When a line makes an angle with the axes in a 3-dimensional coordinate system, each of these angles helps in determining the line's orientation. Specifically, for our problem, the line makes an angle \(\theta\) with the \(x\)-axis and the \(z\)-axis, meaning the direction cosine with respect to these axes is \(\cos \theta\). The direction cosines, denoted as \(l\), \(m\), and \(n\), represent the cosine of the angles which the line makes with the \(x\)-, \(y\)-, and \(z\)-axes, respectively. For any line in space, these cosines are essential in understanding its direction. In mathematical terms, if a line makes equal angles with two axes, their respective direction cosines are equal. This basic understanding helps us link the angles involved and work towards finding unknown values through equations.

Trigonometric identities are crucial tools that simplify the relationships between different angles. In our problem, we know that \(\sin^2 \beta = 3 \sin^2 \theta\). Using the identity \(\sin^2 \theta = 1 - \cos^2 \theta\), we can express \(\beta\) in terms of \(\theta\). This expression allows us to substitute known values and simplify the equation further. By substituting \(\sin^2 \beta\) as \(1 - \cos^2 \beta\) and applying it to the equation, we transform the trigonometric proportion into an algebraic equation, which is easier to work with. Trigonometric identities thus bridge the gap between geometric concepts and algebraic solutions, facilitating the tractable calculation of unknown variables.

Algebraic manipulation refers to the process of rearranging and simplifying equations to isolate and solve for unknown variables.
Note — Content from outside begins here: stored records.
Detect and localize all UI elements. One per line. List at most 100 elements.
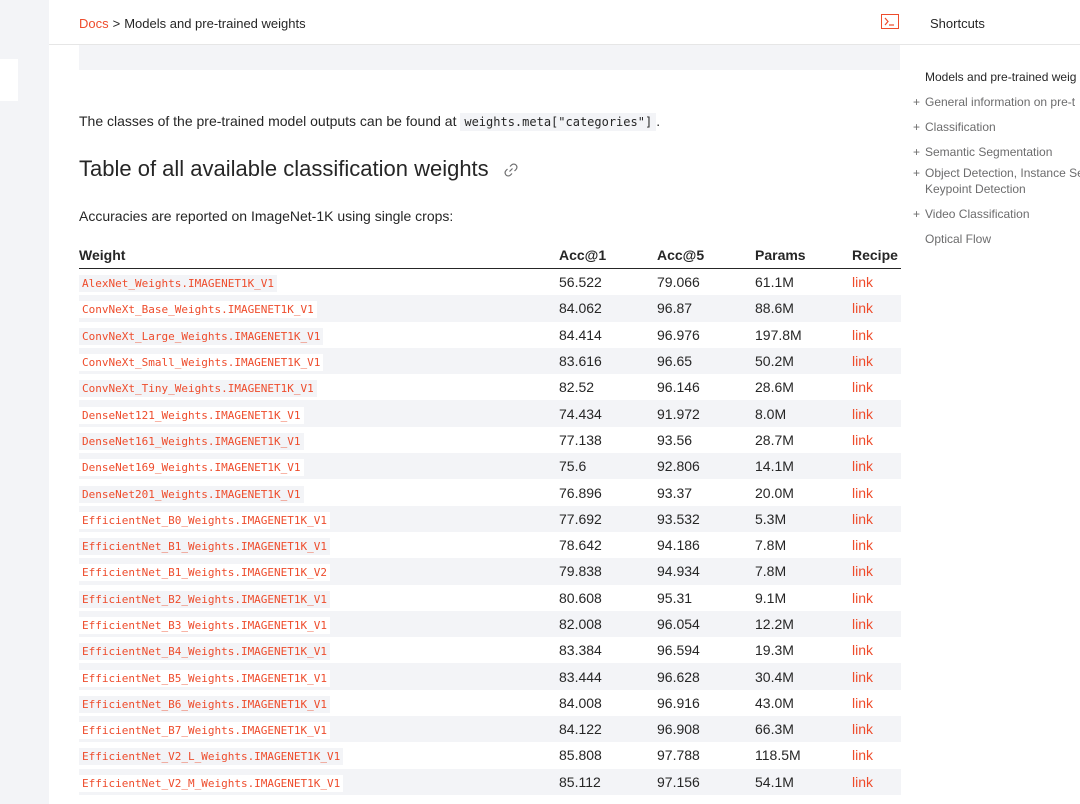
recipe-link[interactable]: link bbox=[852, 590, 873, 606]
acc5-cell: 91.972 bbox=[657, 400, 755, 427]
acc1-cell: 84.008 bbox=[559, 690, 657, 716]
recipe-link[interactable]: link bbox=[852, 774, 873, 790]
params-cell: 88.6M bbox=[755, 295, 852, 322]
params-cell: 14.1M bbox=[755, 453, 852, 480]
recipe-link[interactable]: link bbox=[852, 379, 873, 395]
acc5-value: 95.31 bbox=[657, 589, 693, 606]
toc-item[interactable]: + Object Detection, Instance Se bbox=[913, 166, 1080, 180]
weight-link[interactable]: EfficientNet_B1_Weights.IMAGENET1K_V1 bbox=[79, 538, 331, 556]
weight-link[interactable]: EfficientNet_B4_Weights.IMAGENET1K_V1 bbox=[79, 643, 331, 661]
recipe-link[interactable]: link bbox=[852, 274, 873, 290]
weight-link[interactable]: DenseNet201_Weights.IMAGENET1K_V1 bbox=[79, 485, 304, 503]
acc5-cell: 92.806 bbox=[657, 453, 755, 480]
acc1-value: 77.692 bbox=[559, 510, 602, 527]
top-bar: Docs > Models and pre-trained weights Shor… bbox=[49, 0, 1080, 45]
recipe-link[interactable]: link bbox=[852, 406, 873, 422]
code-block bbox=[79, 45, 900, 70]
recipe-link[interactable]: link bbox=[852, 432, 873, 448]
weight-link[interactable]: EfficientNet_B7_Weights.IMAGENET1K_V1 bbox=[79, 722, 331, 740]
recipe-cell: link bbox=[852, 585, 901, 611]
toc-item[interactable]: + General information on pre-t bbox=[913, 95, 1075, 109]
weight-link[interactable]: EfficientNet_V2_L_Weights.IMAGENET1K_V1 bbox=[79, 748, 344, 766]
weights-table: Weight Acc@1 Acc@5 Params Recipe AlexNet… bbox=[79, 242, 901, 795]
weight-link[interactable]: ConvNeXt_Small_Weights.IMAGENET1K_V1 bbox=[79, 354, 324, 372]
toc-item-label: Classification bbox=[925, 120, 996, 134]
params-cell: 28.6M bbox=[755, 374, 852, 400]
params-value: 14.1M bbox=[755, 458, 794, 475]
recipe-link[interactable]: link bbox=[852, 537, 873, 553]
weight-link[interactable]: EfficientNet_B3_Weights.IMAGENET1K_V1 bbox=[79, 617, 331, 634]
section-title-text: Table of all available classification we… bbox=[79, 156, 489, 181]
table-row: ConvNeXt_Tiny_Weights.IMAGENET1K_V1 82.52… bbox=[79, 374, 901, 400]
expand-icon: + bbox=[913, 207, 921, 221]
weight-link[interactable]: EfficientNet_B6_Weights.IMAGENET1K_V1 bbox=[79, 695, 331, 713]
weight-link[interactable]: ConvNeXt_Tiny_Weights.IMAGENET1K_V1 bbox=[79, 380, 317, 398]
recipe-link[interactable]: link bbox=[852, 721, 873, 737]
shortcuts-label[interactable]: Shortcuts bbox=[930, 16, 985, 31]
acc1-value: 74.434 bbox=[559, 405, 602, 422]
recipe-link[interactable]: link bbox=[852, 563, 873, 579]
weight-link[interactable]: ConvNeXt_Large_Weights.IMAGENET1K_V1 bbox=[79, 327, 324, 345]
recipe-link[interactable]: link bbox=[852, 300, 873, 316]
toc-item[interactable]: Keypoint Detection bbox=[913, 182, 1026, 196]
acc1-value: 84.008 bbox=[559, 694, 602, 711]
toc-item-label: Optical Flow bbox=[925, 232, 992, 246]
weight-link[interactable]: DenseNet121_Weights.IMAGENET1K_V1 bbox=[79, 406, 304, 424]
recipe-link[interactable]: link bbox=[852, 642, 873, 658]
params-value: 28.6M bbox=[755, 379, 794, 396]
params-cell: 8.0M bbox=[755, 400, 852, 427]
weight-link[interactable]: AlexNet_Weights.IMAGENET1K_V1 bbox=[79, 275, 278, 293]
acc5-cell: 96.65 bbox=[657, 347, 755, 375]
table-row: DenseNet161_Weights.IMAGENET1K_V1 77.138 9… bbox=[79, 427, 901, 453]
toc-item[interactable]: + Semantic Segmentation bbox=[913, 145, 1052, 159]
acc1-value: 85.112 bbox=[559, 773, 601, 790]
recipe-link[interactable]: link bbox=[852, 511, 873, 527]
params-cell: 5.3M bbox=[755, 505, 852, 532]
expand-icon: + bbox=[913, 166, 921, 180]
expand-icon: + bbox=[913, 120, 921, 134]
terminal-icon[interactable] bbox=[881, 14, 899, 29]
weight-link[interactable]: EfficientNet_V2_M_Weights.IMAGENET1K_V1 bbox=[79, 774, 344, 792]
weight-link[interactable]: EfficientNet_B2_Weights.IMAGENET1K_V1 bbox=[79, 590, 331, 608]
sidebar-tab[interactable] bbox=[0, 59, 18, 101]
recipe-link[interactable]: link bbox=[852, 669, 873, 685]
inline-code: weights.meta["categories"] bbox=[460, 113, 657, 131]
toc-item[interactable]: + Video Classification bbox=[913, 207, 1030, 221]
recipe-link[interactable]: link bbox=[852, 485, 873, 501]
acc5-value: 79.066 bbox=[657, 274, 700, 291]
acc1-cell: 80.608 bbox=[559, 585, 657, 611]
recipe-link[interactable]: link bbox=[852, 353, 873, 369]
table-row: EfficientNet_B4_Weights.IMAGENET1K_V1 83.… bbox=[79, 637, 901, 663]
breadcrumb: Docs > Models and pre-trained weights bbox=[79, 16, 306, 31]
recipe-link[interactable]: link bbox=[852, 695, 873, 711]
breadcrumb-docs-link[interactable]: Docs bbox=[79, 16, 109, 31]
acc5-value: 94.186 bbox=[657, 537, 700, 554]
params-value: 54.1M bbox=[755, 773, 794, 790]
acc5-cell: 97.156 bbox=[657, 768, 755, 795]
toc-item[interactable]: + Classification bbox=[913, 120, 996, 134]
weight-link[interactable]: EfficientNet_B1_Weights.IMAGENET1K_V2 bbox=[79, 564, 331, 582]
weight-link[interactable]: EfficientNet_B5_Weights.IMAGENET1K_V1 bbox=[79, 669, 331, 687]
recipe-cell: link bbox=[852, 400, 901, 427]
params-value: 7.8M bbox=[755, 563, 787, 580]
acc1-value: 85.808 bbox=[559, 747, 602, 764]
acc5-value: 93.37 bbox=[657, 484, 693, 501]
toc-item[interactable]: Models and pre-trained weig bbox=[913, 70, 1076, 84]
recipe-link[interactable]: link bbox=[852, 458, 873, 474]
recipe-link[interactable]: link bbox=[852, 616, 873, 632]
weight-link[interactable]: EfficientNet_B0_Weights.IMAGENET1K_V1 bbox=[79, 511, 331, 529]
weight-link[interactable]: DenseNet169_Weights.IMAGENET1K_V1 bbox=[79, 459, 304, 477]
acc5-cell: 96.916 bbox=[657, 690, 755, 716]
link-icon[interactable] bbox=[503, 162, 519, 178]
weight-link[interactable]: DenseNet161_Weights.IMAGENET1K_V1 bbox=[79, 432, 304, 450]
acc5-value: 96.594 bbox=[657, 642, 700, 659]
params-value: 5.3M bbox=[755, 510, 787, 527]
toc-item[interactable]: Optical Flow bbox=[913, 232, 991, 246]
weight-link[interactable]: ConvNeXt_Base_Weights.IMAGENET1K_V1 bbox=[79, 301, 317, 319]
acc1-cell: 83.616 bbox=[559, 347, 657, 375]
params-value: 8.0M bbox=[755, 405, 787, 422]
recipe-link[interactable]: link bbox=[852, 327, 873, 343]
recipe-link[interactable]: link bbox=[852, 747, 873, 763]
params-value: 50.2M bbox=[755, 353, 794, 370]
acc1-cell: 85.808 bbox=[559, 742, 657, 768]
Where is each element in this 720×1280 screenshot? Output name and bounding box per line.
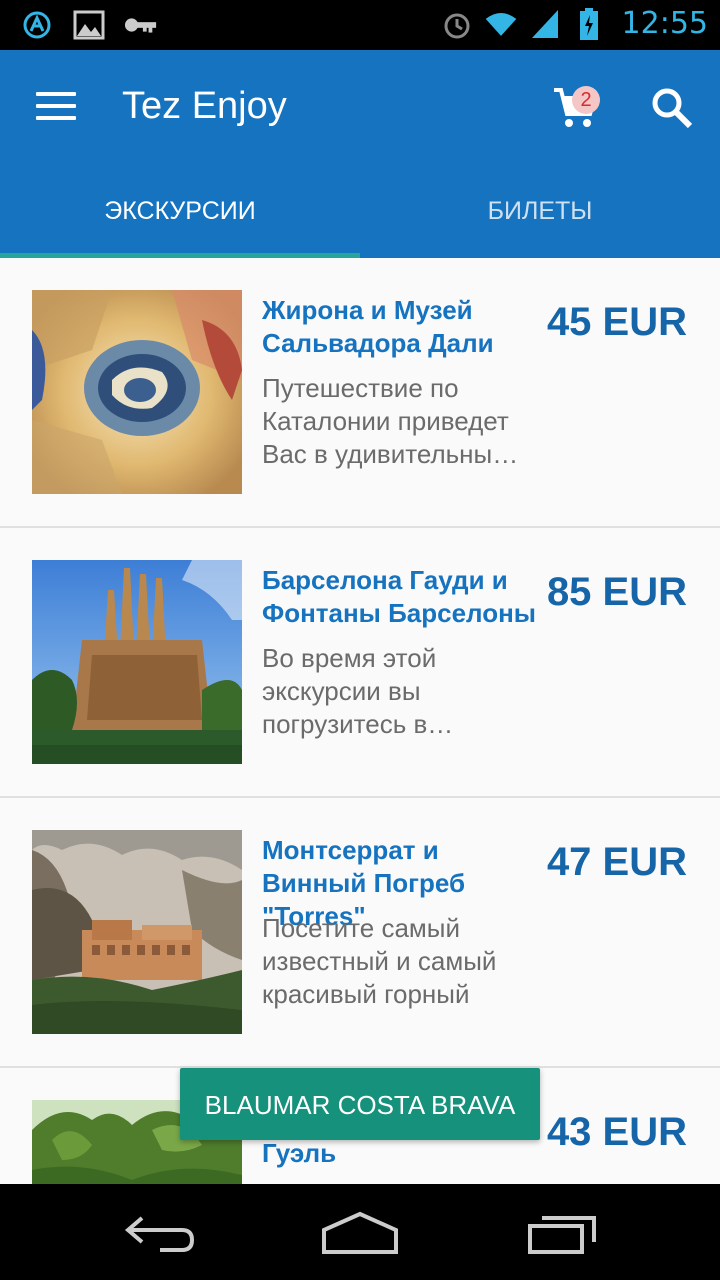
tour-list[interactable]: Жирона и Музей Сальвадора Дали 45 EUR Пу… xyxy=(0,258,720,1184)
tour-price: 47 EUR xyxy=(546,840,687,884)
battery-icon xyxy=(572,7,606,41)
tab-excursions-label: ЭКСКУРСИИ xyxy=(104,197,256,225)
tour-title: Жирона и Музей Сальвадора Дали xyxy=(262,295,494,358)
wifi-icon xyxy=(484,7,518,41)
tour-description: Путешествие по Каталонии приведет Вас в … xyxy=(262,373,519,469)
tab-tickets-label: БИЛЕТЫ xyxy=(487,197,593,225)
back-icon[interactable] xyxy=(120,1208,200,1258)
status-time: 12:55 xyxy=(621,6,708,41)
tour-image-montserrat xyxy=(32,830,242,1034)
tour-price: 43 EUR xyxy=(546,1110,687,1154)
toolbar: Tez Enjoy 2 xyxy=(0,50,720,160)
toast-message: BLAUMAR COSTA BRAVA xyxy=(180,1068,540,1140)
tab-tickets[interactable]: БИЛЕТЫ xyxy=(360,160,720,258)
alarm-icon xyxy=(440,7,474,41)
app-title: Tez Enjoy xyxy=(122,85,287,127)
tour-image-sagrada-familia xyxy=(32,560,242,764)
tour-card[interactable]: Монтсеррат и Винный Погреб "Torres" 47 E… xyxy=(0,798,720,1068)
status-bar: 12:55 xyxy=(0,0,720,50)
tab-bar: ЭКСКУРСИИ БИЛЕТЫ xyxy=(0,160,720,258)
tour-price: 45 EUR xyxy=(546,300,687,344)
tour-price: 85 EUR xyxy=(546,570,687,614)
image-icon xyxy=(72,8,106,42)
navigation-bar xyxy=(0,1184,720,1280)
key-icon xyxy=(124,8,158,42)
search-icon[interactable] xyxy=(650,86,694,130)
app-bar: Tez Enjoy 2 ЭКСКУРСИИ БИЛЕТЫ xyxy=(0,50,720,258)
tour-image-dali xyxy=(32,290,242,494)
tour-card[interactable]: Барселона Гауди и Фонтаны Барселоны 85 E… xyxy=(0,528,720,798)
cart-count-badge: 2 xyxy=(572,86,600,114)
tour-card[interactable]: Жирона и Музей Сальвадора Дали 45 EUR Пу… xyxy=(0,258,720,528)
tour-description: Во время этой экскурсии вы погрузитесь в… xyxy=(262,643,454,739)
notification-a-icon xyxy=(20,8,54,42)
signal-icon xyxy=(528,7,562,41)
menu-icon[interactable] xyxy=(36,92,76,120)
home-icon[interactable] xyxy=(320,1208,400,1258)
tour-description: Посетите самый известный и самый красивы… xyxy=(262,913,497,1009)
recent-apps-icon[interactable] xyxy=(524,1208,604,1258)
tab-excursions[interactable]: ЭКСКУРСИИ xyxy=(0,160,360,258)
tour-title: Барселона Гауди и Фонтаны Барселоны xyxy=(262,565,537,628)
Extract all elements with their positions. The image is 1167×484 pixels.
Starting with our given equation \(1 - m^2 = 3(1 - \cos^2 \theta)\), we aim to express all terms in known forms. The step involves expanding and collecting like terms, eventually leading to \(m^2 = 3 \cos^2 \theta - 2\). From this point, algebraic manipulation guides us to substitute these back into the direction cosines' equation \(l^2 + m^2 + n^2 = 1\). Replacing \(l\) and \(n\) with \(\cos \theta\), since they are equal, allows us to solve for \(\cos^2 \theta\). The elegance of algebraic manipulation lies in its ability to transform complex relationships into coherent solutions through careful application of basic operations, culminating in the desired result, \(\cos^2 \theta = \frac{3}{5}\).